How Unlikely Are We?

“The difficulties of interstellar travel are widely underestimated.  Within the stargate plexus, even simple ships — capable of only relatively low accelerations, capable of being built by cultures little more capable than those which have developed orbital flight, and requiring no extraordinary skill for a single sophont to pilot and maintain — can travel between star systems in a matter of weeks or months.  The capital and operating costs of such ships are high, but are not out of reach of a small consortium or well-off individual entrepreneur.  As such, worlds and cultures throughout the constellations connected by the plexus have blossomed, spreading civilization across the Associated Worlds and out into the Expansion Regions; and those cultures and their people which possess basic spaceflight capability can indulge freely in interstellar travel freely for colonization, trade, exploration, even tourism, at costs which are low enough to keep it from being the exclusive preserve of an elite, wealthy class.”

“Further, the stargate plexus binds the Associated Worlds together, in what may be an even more significant way, by acting as a carrier for the extranet.  While not instantaneous, since the Luminal Limit still applies between gates in the same system, communications can cross the entire width of the plexus in a matter of weeks rather than centuries, and most delays within polities are mere hours or days, even if not ameliorated by broadcatching, caching, and the use of AI and fork agent-proxies.  While light-lag and other delays and inconveniences in communications maintain separate cultural regions even within individual systems, as well as across the Worlds as a whole, that such communication, broadcast of media, and free exchange of information are possible and within the ready grasp of almost anyone in the Worlds with access to any sort of terminal does a great deal to create a common metaculture and understanding from core to Periphery.  (An effect which is only enhanced in those polities whose citizens have access to and cultural mores permitting the use of mindcasting to travel as data, at extranet speeds.)”

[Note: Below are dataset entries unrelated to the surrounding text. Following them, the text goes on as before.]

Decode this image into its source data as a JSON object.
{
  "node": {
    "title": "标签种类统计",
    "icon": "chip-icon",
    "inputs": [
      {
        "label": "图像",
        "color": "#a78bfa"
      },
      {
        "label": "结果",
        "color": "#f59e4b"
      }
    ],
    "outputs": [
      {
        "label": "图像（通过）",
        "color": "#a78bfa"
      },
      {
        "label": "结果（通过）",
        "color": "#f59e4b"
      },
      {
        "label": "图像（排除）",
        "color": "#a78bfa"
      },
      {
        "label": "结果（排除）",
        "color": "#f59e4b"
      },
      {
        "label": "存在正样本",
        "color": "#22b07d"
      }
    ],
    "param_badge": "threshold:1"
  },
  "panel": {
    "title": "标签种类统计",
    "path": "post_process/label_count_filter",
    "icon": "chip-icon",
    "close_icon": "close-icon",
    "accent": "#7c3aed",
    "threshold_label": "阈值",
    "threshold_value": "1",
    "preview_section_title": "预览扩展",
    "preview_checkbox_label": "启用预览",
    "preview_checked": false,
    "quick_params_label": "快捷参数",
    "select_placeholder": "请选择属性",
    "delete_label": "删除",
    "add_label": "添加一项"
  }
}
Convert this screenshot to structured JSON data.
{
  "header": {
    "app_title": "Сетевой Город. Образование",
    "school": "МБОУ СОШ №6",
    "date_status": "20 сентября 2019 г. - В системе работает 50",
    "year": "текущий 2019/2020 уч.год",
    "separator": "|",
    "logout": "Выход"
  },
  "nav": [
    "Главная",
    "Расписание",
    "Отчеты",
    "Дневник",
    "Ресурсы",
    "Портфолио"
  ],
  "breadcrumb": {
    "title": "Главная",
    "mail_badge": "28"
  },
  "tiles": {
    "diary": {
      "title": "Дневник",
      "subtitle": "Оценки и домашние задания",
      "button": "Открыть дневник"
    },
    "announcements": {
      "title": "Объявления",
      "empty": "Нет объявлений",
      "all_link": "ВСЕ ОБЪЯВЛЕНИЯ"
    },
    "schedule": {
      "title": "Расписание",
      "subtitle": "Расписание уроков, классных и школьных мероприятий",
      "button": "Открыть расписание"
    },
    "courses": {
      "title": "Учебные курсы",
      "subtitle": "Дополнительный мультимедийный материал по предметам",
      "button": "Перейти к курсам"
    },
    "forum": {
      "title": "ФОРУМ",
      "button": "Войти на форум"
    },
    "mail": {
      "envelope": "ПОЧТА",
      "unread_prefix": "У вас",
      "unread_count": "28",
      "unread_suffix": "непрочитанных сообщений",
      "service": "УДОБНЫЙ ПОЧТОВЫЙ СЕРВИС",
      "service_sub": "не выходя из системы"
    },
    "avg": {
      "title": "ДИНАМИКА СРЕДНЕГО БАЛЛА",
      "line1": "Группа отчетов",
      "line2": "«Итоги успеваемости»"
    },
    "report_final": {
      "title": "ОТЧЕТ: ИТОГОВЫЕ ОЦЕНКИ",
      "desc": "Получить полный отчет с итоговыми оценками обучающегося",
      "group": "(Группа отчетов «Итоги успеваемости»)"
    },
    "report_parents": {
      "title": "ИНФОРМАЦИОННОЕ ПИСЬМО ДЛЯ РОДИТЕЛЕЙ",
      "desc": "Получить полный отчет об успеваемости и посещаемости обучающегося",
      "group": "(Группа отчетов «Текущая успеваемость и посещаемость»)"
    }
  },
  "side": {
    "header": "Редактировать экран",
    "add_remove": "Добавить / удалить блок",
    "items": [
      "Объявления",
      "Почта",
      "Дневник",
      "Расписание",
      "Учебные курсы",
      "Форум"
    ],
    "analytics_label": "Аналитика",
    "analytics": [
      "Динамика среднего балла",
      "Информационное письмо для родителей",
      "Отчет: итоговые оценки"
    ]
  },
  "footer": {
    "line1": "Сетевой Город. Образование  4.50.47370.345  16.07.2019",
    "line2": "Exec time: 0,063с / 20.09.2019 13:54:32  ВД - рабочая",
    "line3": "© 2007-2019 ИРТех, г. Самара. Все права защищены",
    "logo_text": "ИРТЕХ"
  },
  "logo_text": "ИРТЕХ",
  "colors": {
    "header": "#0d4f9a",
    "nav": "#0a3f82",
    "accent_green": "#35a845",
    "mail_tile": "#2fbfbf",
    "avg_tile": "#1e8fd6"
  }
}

“All of this is to forget that in order for this to be possible, the stargate plexus had to exist already.  Let us examine how unlikely this truly is: the construction of artificial wormholes requires simultaneously an advanced scientific and technological culture, enough wealth to invest in the construction of multi-trillion-exval stargates and the new industries required to enable their construction, an adequately long-term viewpoint to make such investments seem viable, an existing lighthugger technology able to transport the distal wormhole terminus to its destination, and, most unlikely of all, such a multi-millennial genius as Imogen Andracanth to make the particular breakthrough permitting controlled wormhole inflation and stabilization without first possessing a mature ontotechnology.  Of all the thousands of civilizations known in the Associated Worlds and beyond, only two have ever made this discovery independently – the Empire, and the Voniensa Republic.”

“Without these miracles – I do not believe that this understates the case – could an interstellar civilization be possible?  I will not say that it would not; it would be possible to imagine a loose confederation of worlds, or a meta-empire, held together by slow light-bound trickles of information and low-speed lighthuggers bearing high-value data, supremely precious low-mass cargoes, and the occasional colonization mission – at least among the immortal or extremely long-lived.  But with only lighthuggers available – ships the size of mountains available only at high capital cost, requiring millions of tons of antimatter and deuterium to fuel at the cost of billions of exval, with large and skilled crews making much longer commitments in terms of wall-clock time and even more yet in empire time, no thriving, cosmopolitan association such as we now enjoy could have come into being.”